Нил Сорский старался игнорировать политику. Но его последователи, особенно Вассиан Патрикеев, хотя и не выступали прямо против божественного происхождения верховной власти, тем не менее имели иной взгляд на то, как она должна осуществляться. Например, Патрикеев полагал, что монарху следует править с помощью советников. Он был как против власти правителей над церковью, так и против права церкви вмешиваться в светские дела[21]. Патрикеев и его современники-единомышленники хотели, чтобы монастыри отказались от своих мирских владений и всецело посвятили себя духовной жизни.

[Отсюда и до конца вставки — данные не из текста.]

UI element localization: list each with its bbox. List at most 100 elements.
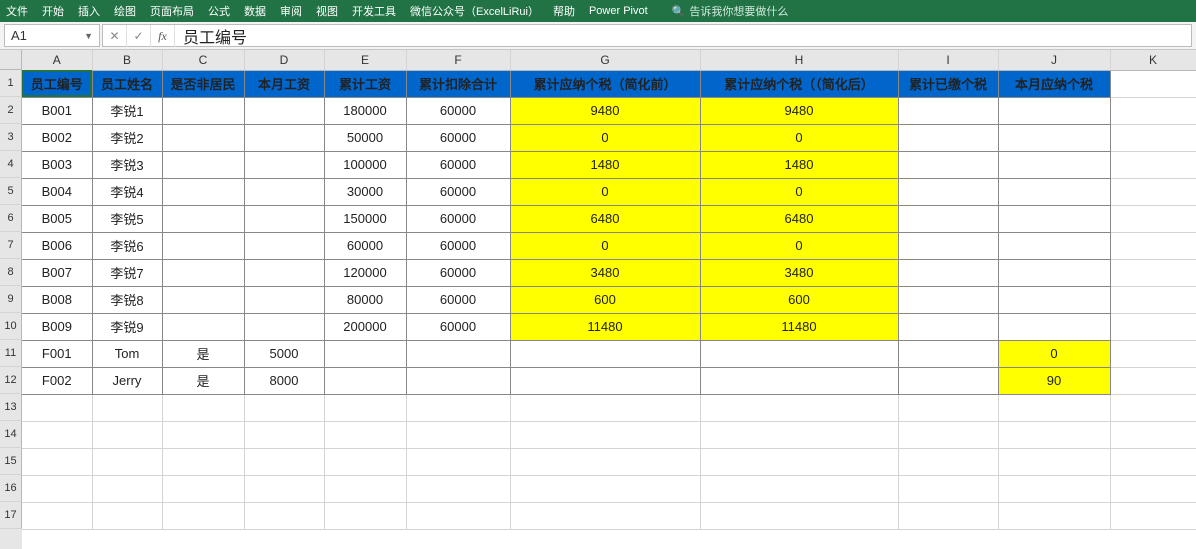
row-header[interactable]: 1: [0, 70, 22, 97]
ribbon-tab[interactable]: 数据: [244, 3, 266, 19]
cell[interactable]: [998, 286, 1110, 313]
table-header-cell[interactable]: 累计应纳个税（（简化后）: [700, 70, 898, 97]
cell[interactable]: [244, 448, 324, 475]
cell[interactable]: 8000: [244, 367, 324, 394]
cancel-icon[interactable]: ✕: [103, 25, 127, 47]
cell[interactable]: [406, 340, 510, 367]
cell[interactable]: F002: [22, 367, 92, 394]
cell[interactable]: [406, 394, 510, 421]
table-header-cell[interactable]: 累计工资: [324, 70, 406, 97]
cell[interactable]: [406, 421, 510, 448]
cell[interactable]: [700, 367, 898, 394]
cell[interactable]: 600: [510, 286, 700, 313]
cell[interactable]: [510, 367, 700, 394]
ribbon-tab[interactable]: 微信公众号（ExcelLiRui）: [410, 3, 539, 19]
ribbon-tab[interactable]: 开始: [42, 3, 64, 19]
cell[interactable]: [1110, 151, 1196, 178]
ribbon-tab[interactable]: 插入: [78, 3, 100, 19]
cell[interactable]: [406, 448, 510, 475]
cell[interactable]: [898, 286, 998, 313]
cell[interactable]: 6480: [510, 205, 700, 232]
cell[interactable]: 9480: [700, 97, 898, 124]
cell[interactable]: 11480: [700, 313, 898, 340]
cell[interactable]: 5000: [244, 340, 324, 367]
cell[interactable]: [244, 151, 324, 178]
cell[interactable]: Jerry: [92, 367, 162, 394]
cell[interactable]: B002: [22, 124, 92, 151]
cell[interactable]: [244, 205, 324, 232]
cell[interactable]: B001: [22, 97, 92, 124]
cell[interactable]: [898, 448, 998, 475]
row-header[interactable]: 11: [0, 340, 22, 367]
cell[interactable]: 0: [510, 232, 700, 259]
cell[interactable]: [1110, 205, 1196, 232]
cell[interactable]: [22, 475, 92, 502]
fx-icon[interactable]: fx: [151, 25, 175, 47]
cell[interactable]: F001: [22, 340, 92, 367]
select-all-corner[interactable]: [0, 50, 22, 70]
cell[interactable]: [162, 259, 244, 286]
cell[interactable]: [244, 124, 324, 151]
cell[interactable]: [510, 394, 700, 421]
row-header[interactable]: 3: [0, 124, 22, 151]
cell[interactable]: [998, 205, 1110, 232]
cell[interactable]: Tom: [92, 340, 162, 367]
cell[interactable]: [898, 421, 998, 448]
cell[interactable]: [244, 232, 324, 259]
cell[interactable]: [244, 475, 324, 502]
cell[interactable]: [700, 502, 898, 529]
cell[interactable]: 6480: [700, 205, 898, 232]
cell[interactable]: [244, 502, 324, 529]
cell[interactable]: 3480: [510, 259, 700, 286]
cell[interactable]: [1110, 394, 1196, 421]
cell[interactable]: [898, 394, 998, 421]
cell[interactable]: [162, 313, 244, 340]
cell[interactable]: [510, 448, 700, 475]
cell[interactable]: [1110, 178, 1196, 205]
cell[interactable]: 60000: [406, 97, 510, 124]
row-header[interactable]: 10: [0, 313, 22, 340]
table-header-cell[interactable]: 员工姓名: [92, 70, 162, 97]
cell[interactable]: 60000: [406, 151, 510, 178]
formula-bar[interactable]: ✕ ✓ fx 员工编号: [102, 24, 1192, 47]
row-header[interactable]: 15: [0, 448, 22, 475]
cell[interactable]: [1110, 286, 1196, 313]
cell[interactable]: [162, 97, 244, 124]
cell[interactable]: [700, 448, 898, 475]
cell[interactable]: [1110, 124, 1196, 151]
cell[interactable]: [324, 367, 406, 394]
column-header[interactable]: B: [92, 50, 162, 70]
cell[interactable]: [92, 475, 162, 502]
cell[interactable]: 李锐1: [92, 97, 162, 124]
cell[interactable]: [700, 475, 898, 502]
cell[interactable]: 200000: [324, 313, 406, 340]
cell[interactable]: 0: [998, 340, 1110, 367]
cell[interactable]: [1110, 421, 1196, 448]
cell[interactable]: 0: [510, 124, 700, 151]
cell[interactable]: [1110, 340, 1196, 367]
column-header[interactable]: F: [406, 50, 510, 70]
cell[interactable]: [92, 394, 162, 421]
cell[interactable]: [162, 151, 244, 178]
row-header[interactable]: 9: [0, 286, 22, 313]
cell[interactable]: 60000: [324, 232, 406, 259]
cell[interactable]: 李锐3: [92, 151, 162, 178]
cell[interactable]: 李锐2: [92, 124, 162, 151]
cell[interactable]: [898, 475, 998, 502]
cell[interactable]: 90: [998, 367, 1110, 394]
cell[interactable]: 0: [700, 232, 898, 259]
cell[interactable]: 李锐5: [92, 205, 162, 232]
row-header[interactable]: 8: [0, 259, 22, 286]
cell[interactable]: 0: [700, 178, 898, 205]
cell[interactable]: 600: [700, 286, 898, 313]
cell[interactable]: [324, 502, 406, 529]
cell[interactable]: [162, 475, 244, 502]
table-header-cell[interactable]: 本月应纳个税: [998, 70, 1110, 97]
cell[interactable]: [162, 286, 244, 313]
row-header[interactable]: 16: [0, 475, 22, 502]
table-header-cell[interactable]: 累计扣除合计: [406, 70, 510, 97]
row-header[interactable]: 13: [0, 394, 22, 421]
row-header[interactable]: 5: [0, 178, 22, 205]
cell[interactable]: [244, 97, 324, 124]
cell[interactable]: [244, 313, 324, 340]
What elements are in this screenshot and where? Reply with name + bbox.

Еще одного сторонника нестяжатели приобрели в лице Максима Грека (ок. 1480–1556). Уроженец Корфу, где он появился на свет как Михаил Триволис, Максим прибыл на Русь с горы Афон в 1518 году — спустя три года после смерти Иосифа Волоцкого, чтобы помочь русским священникам, которые не знали греческого языка, перевести и исправить религиозные тексты. У него была необычная биография. В молодости он учился в Париже, Флоренции и Венеции, был знаком с Пико делла Мирандола и Савонаролой и на время вступил в доминиканский орден[22]. Впоследствии он вернулся к православию и поселился на горе Афон. В Россию он поехал с неохотой, надеясь вернуться домой сразу же после выполнения задания.

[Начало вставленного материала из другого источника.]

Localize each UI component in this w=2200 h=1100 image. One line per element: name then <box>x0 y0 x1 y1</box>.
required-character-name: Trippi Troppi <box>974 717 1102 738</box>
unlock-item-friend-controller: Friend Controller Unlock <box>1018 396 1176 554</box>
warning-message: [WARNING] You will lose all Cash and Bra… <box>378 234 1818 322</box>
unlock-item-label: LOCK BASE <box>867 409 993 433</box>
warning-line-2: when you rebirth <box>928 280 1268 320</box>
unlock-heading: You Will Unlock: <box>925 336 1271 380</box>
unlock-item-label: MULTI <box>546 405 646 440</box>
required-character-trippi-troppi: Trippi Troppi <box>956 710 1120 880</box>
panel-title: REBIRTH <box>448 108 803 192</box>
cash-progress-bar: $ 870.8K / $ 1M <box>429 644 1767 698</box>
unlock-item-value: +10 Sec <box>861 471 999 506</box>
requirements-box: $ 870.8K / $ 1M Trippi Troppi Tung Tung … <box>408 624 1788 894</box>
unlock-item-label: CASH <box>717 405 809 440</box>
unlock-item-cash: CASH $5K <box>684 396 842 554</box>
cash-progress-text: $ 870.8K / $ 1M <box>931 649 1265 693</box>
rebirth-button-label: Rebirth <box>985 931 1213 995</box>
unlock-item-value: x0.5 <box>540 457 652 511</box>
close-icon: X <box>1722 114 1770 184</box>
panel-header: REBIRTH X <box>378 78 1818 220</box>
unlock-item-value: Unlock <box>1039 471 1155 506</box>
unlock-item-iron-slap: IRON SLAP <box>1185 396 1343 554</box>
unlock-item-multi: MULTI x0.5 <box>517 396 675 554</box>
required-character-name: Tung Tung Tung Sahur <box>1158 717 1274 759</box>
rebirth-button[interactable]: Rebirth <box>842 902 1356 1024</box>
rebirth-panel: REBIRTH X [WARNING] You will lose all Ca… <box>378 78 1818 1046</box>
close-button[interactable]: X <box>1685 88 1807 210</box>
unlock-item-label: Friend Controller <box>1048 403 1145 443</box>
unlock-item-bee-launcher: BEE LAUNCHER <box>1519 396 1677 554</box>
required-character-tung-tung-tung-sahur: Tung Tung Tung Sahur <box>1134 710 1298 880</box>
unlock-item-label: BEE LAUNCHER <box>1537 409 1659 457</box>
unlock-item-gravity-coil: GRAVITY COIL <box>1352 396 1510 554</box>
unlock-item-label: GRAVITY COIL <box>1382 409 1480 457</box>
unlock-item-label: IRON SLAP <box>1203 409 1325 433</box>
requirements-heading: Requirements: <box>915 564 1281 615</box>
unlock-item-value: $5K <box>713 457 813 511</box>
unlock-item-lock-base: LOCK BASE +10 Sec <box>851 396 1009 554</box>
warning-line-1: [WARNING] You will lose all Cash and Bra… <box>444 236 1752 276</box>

В Москве Максим встретил Вассиана Патрикеева, который познакомил его с порядками, царившими в русской церкви и монастырях. Максим, чей идеал воплощался в картезианских, францисканских и доминиканских монахах, которые ничего не имели и обеспечивали себя либо собственным трудом, либо вымаливая подаяние, был потрясен тем, что узнал. Вскоре после этого он публично раскритиковал распространенное в русских монастырях пьянство, обжорство, жадность, сквернословие, а также покупку должностей и эксплуатацию крестьян[23]. Он называл монахов, живших за счет крестьянского труда, «дармоедами» и «кровопийцами», без всякой симпатии противопоставляя их пчелам, которые обеспечивают себя сами[24]. Если русское духовенство будет не в состоянии очиститься, то Русь, предупреждал он, погибнет, как Византия.
*
БудовницИ.У. Русская публицистика XVI века. М., 1947. С. 90. Эта оценка, поддержанная значительным большинством российских медиевистов, была оспорена американским исследователем Дэниелом Островским (SEER. Vol. 64. № 3 (July 1986). P. 355-379).